As an example of what PERC is capable of as a delivery method, the researchers attempted to deliver enzymes into T-cells (a type of cell with significant role in the immune system) to treat HIV. People with a specific variant or non-functional form of the CCR5 receptor are immune to HIV infection, as this receptor is one of the two receptors utilized by the virus.Thus, the strategy of genetically changing the genotype of this receptor, and so making the cells immune to the HIV virus has been an attractive topic of research recently. Although CRISPR Cas9 gene editing is a candidate tool for this strategy, a double-stranded break in the DNA (which is what CRISPR Cas9 does) may be risky to break the DNA in lots of cells in the body at once. However, base editing can efficiently change the genotype of a cell without a double-stranded break, making it a favorable method for the treatment process. The research team used PERC to deliver the enzymes (RNP’s) into the cells that would perform this HIV-protective edit as an example of one way PERC could create T cells that were resistant to HIV. 
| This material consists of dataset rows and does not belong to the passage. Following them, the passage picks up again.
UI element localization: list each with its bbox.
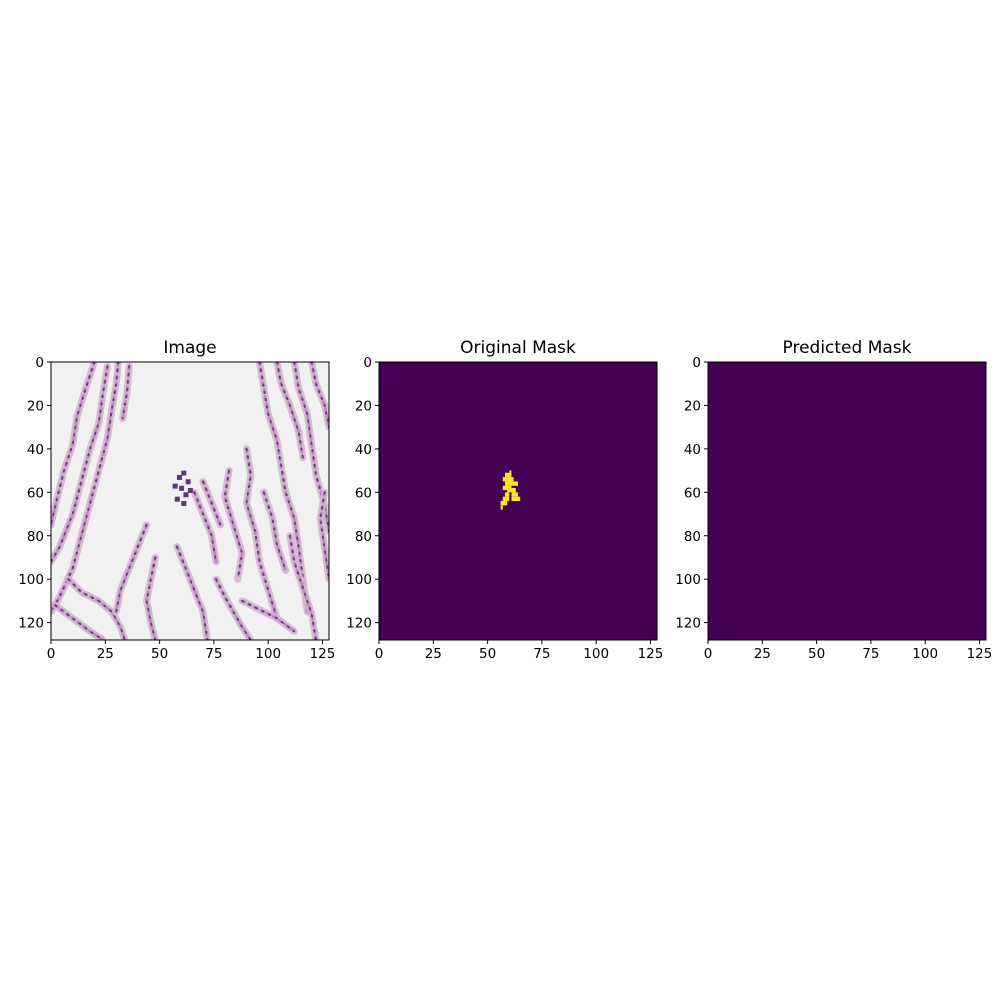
tissue-nuclei bbox=[51, 362, 120, 613]
tissue-nuclei bbox=[241, 599, 296, 633]
x-tick-label: 125 bbox=[967, 646, 993, 662]
nucleus-cluster bbox=[187, 487, 193, 493]
x-tick-label: 125 bbox=[638, 646, 664, 662]
y-tick-label: 80 bbox=[27, 529, 44, 545]
y-tick-label: 80 bbox=[684, 529, 701, 545]
mask-foreground-pixel bbox=[504, 481, 518, 486]
tissue-nuclei bbox=[67, 578, 126, 640]
tissue-nuclei bbox=[51, 365, 109, 563]
tissue-nuclei bbox=[262, 491, 287, 572]
nucleus-cluster bbox=[172, 483, 178, 489]
x-tick-label: 0 bbox=[375, 646, 384, 662]
nucleus-cluster bbox=[181, 470, 187, 476]
nucleus-cluster bbox=[179, 485, 185, 491]
x-tick-label: 0 bbox=[704, 646, 713, 662]
y-tick-label: 100 bbox=[346, 572, 372, 588]
x-tick-label: 100 bbox=[583, 646, 609, 662]
x-tick-label: 75 bbox=[205, 646, 222, 662]
mask-foreground-pixel bbox=[502, 477, 514, 482]
y-tick-label: 120 bbox=[346, 616, 372, 632]
tissue-nuclei bbox=[121, 365, 131, 420]
axis-ticks-predicted-mask: 0 25 50 75 100 125 0 20 40 60 80 100 120 bbox=[675, 355, 992, 662]
x-tick-label: 25 bbox=[97, 646, 114, 662]
x-tick-label: 75 bbox=[862, 646, 879, 662]
mask-foreground-pixel bbox=[502, 496, 510, 501]
axes-frame-image bbox=[50, 361, 330, 641]
y-tick-label: 80 bbox=[355, 529, 372, 545]
axes-frame-predicted-mask bbox=[707, 361, 987, 641]
y-tick-label: 60 bbox=[27, 485, 44, 501]
x-tick-label: 0 bbox=[47, 646, 56, 662]
panel-title-image: Image bbox=[163, 338, 216, 358]
y-tick-label: 120 bbox=[675, 616, 701, 632]
predicted-mask-heatmap bbox=[708, 362, 986, 640]
mask-foreground-pixel bbox=[515, 498, 521, 501]
y-tick-label: 0 bbox=[363, 355, 372, 371]
panel-predicted-mask: Predicted Mask 0 25 50 75 100 125 0 20 40 60 80 100… bbox=[675, 338, 992, 662]
tissue-nuclei bbox=[193, 491, 218, 563]
mask-foreground-pixel bbox=[507, 487, 516, 493]
tissue-strand-texture bbox=[51, 362, 96, 527]
original-mask-heatmap bbox=[379, 362, 657, 640]
tissue-nuclei bbox=[275, 362, 304, 459]
tissue-strand-texture bbox=[53, 603, 105, 640]
x-tick-label: 75 bbox=[533, 646, 550, 662]
x-tick-label: 125 bbox=[310, 646, 336, 662]
panel-image: Image 0 25 50 75 100 125 0 20 40 60 80 100 120 bbox=[18, 338, 335, 662]
tissue-strand-texture bbox=[310, 362, 329, 429]
y-tick-label: 20 bbox=[684, 398, 701, 414]
x-tick-label: 25 bbox=[425, 646, 442, 662]
panel-title-predicted-mask: Predicted Mask bbox=[783, 338, 912, 358]
tissue-strand-texture bbox=[223, 469, 244, 581]
y-tick-label: 100 bbox=[18, 572, 44, 588]
axes-frame-original-mask bbox=[378, 361, 658, 641]
mask-foreground-pixel bbox=[504, 492, 510, 497]
nucleus-cluster bbox=[174, 496, 180, 502]
histology-image bbox=[51, 362, 329, 640]
x-tick-label: 100 bbox=[912, 646, 938, 662]
x-tick-label: 100 bbox=[255, 646, 281, 662]
mask-foreground-pixel bbox=[509, 470, 512, 473]
tissue-nuclei bbox=[245, 447, 278, 620]
mask-foreground-pixel bbox=[504, 472, 512, 478]
mask-foreground-pixel bbox=[500, 501, 508, 506]
mask-foreground-pixel bbox=[511, 492, 518, 497]
y-tick-label: 60 bbox=[355, 485, 372, 501]
nucleus-cluster bbox=[183, 492, 189, 498]
mask-background bbox=[708, 362, 986, 640]
x-tick-label: 50 bbox=[808, 646, 825, 662]
y-tick-label: 20 bbox=[27, 398, 44, 414]
tissue-nuclei bbox=[176, 545, 209, 640]
tissue-strand-texture bbox=[262, 490, 288, 572]
x-tick-label: 25 bbox=[754, 646, 771, 662]
panel-original-mask: Original Mask 0 25 50 75 100 125 0 20 40 60 80 100 1… bbox=[346, 338, 663, 662]
y-tick-label: 0 bbox=[692, 355, 701, 371]
y-tick-label: 40 bbox=[355, 442, 372, 458]
tissue-nuclei bbox=[258, 362, 309, 613]
y-tick-label: 60 bbox=[684, 485, 701, 501]
x-tick-label: 50 bbox=[479, 646, 496, 662]
y-tick-label: 120 bbox=[18, 616, 44, 632]
axis-ticks-image: 0 25 50 75 100 125 0 20 40 60 80 100 120 bbox=[18, 355, 335, 662]
tissue-nuclei bbox=[202, 480, 222, 526]
y-tick-label: 40 bbox=[684, 442, 701, 458]
tissue-strand-texture bbox=[318, 490, 329, 581]
y-tick-label: 100 bbox=[675, 572, 701, 588]
nucleus-cluster bbox=[185, 479, 191, 485]
mask-foreground-pixel bbox=[500, 505, 503, 510]
tissue-nuclei bbox=[215, 578, 252, 640]
tissue-nuclei bbox=[115, 523, 148, 613]
y-tick-label: 20 bbox=[355, 398, 372, 414]
tissue-nuclei bbox=[293, 362, 329, 533]
tissue-nuclei bbox=[288, 534, 317, 640]
y-tick-label: 40 bbox=[27, 442, 44, 458]
panel-title-original-mask: Original Mask bbox=[460, 338, 576, 358]
nucleus-cluster bbox=[181, 501, 187, 506]
tissue-nuclei bbox=[145, 556, 157, 640]
y-tick-label: 0 bbox=[35, 355, 44, 371]
axis-ticks-original-mask: 0 25 50 75 100 125 0 20 40 60 80 100 120 bbox=[346, 355, 663, 662]
nucleus-cluster bbox=[176, 474, 182, 480]
x-tick-label: 50 bbox=[151, 646, 168, 662]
Even though the efficiency rates of PERC in this process turned out to be relatively low in the lab, creating even a few HIV-resistant cells in the body could substantially help the immune system fight HIV. Normally, the immune system is disabled by the virus once infected, but even a few surviving cells can positively impact the treatment of this disease within the body. These results prove PERC as an appealing alternative that offers many advantages versus electroporation.

Moving forward, the research team will focus on two directions. The first involves advancing the application of PERC as a delivery method in anti-cancer cell therapy through collaboration with cancer clinicians. Simultaneously, they will explore the potential use of PERC in editing neurons. The team has been using “humanized mice” (genetically engineered mice that have human T-cells) to test editing T-cells inside a mammal model. Because in the test tube (in-vitro), the enzyme can just edit anything it sees. But inside the body (in vivo), the enzyme needs to be edited to find the targeted cell. An inspiring development on PERC is that the research team has recently discovered that inserting PERC inside mice’s brains via surgery shows high efficiency in successfully editing neurons.

“We moved the platform into the brain, and it looks really encouraging.”

Says Ross Wilson, the head of the team developing this promising discovery in a recent interview. 

Overall, the easily manufactured, three-ingredient cocktail of PERC seems to hold great potential to facilitate swift progress in the development of cell therapy methods aimed at treating many diseases including but not limited to cancer and HIV.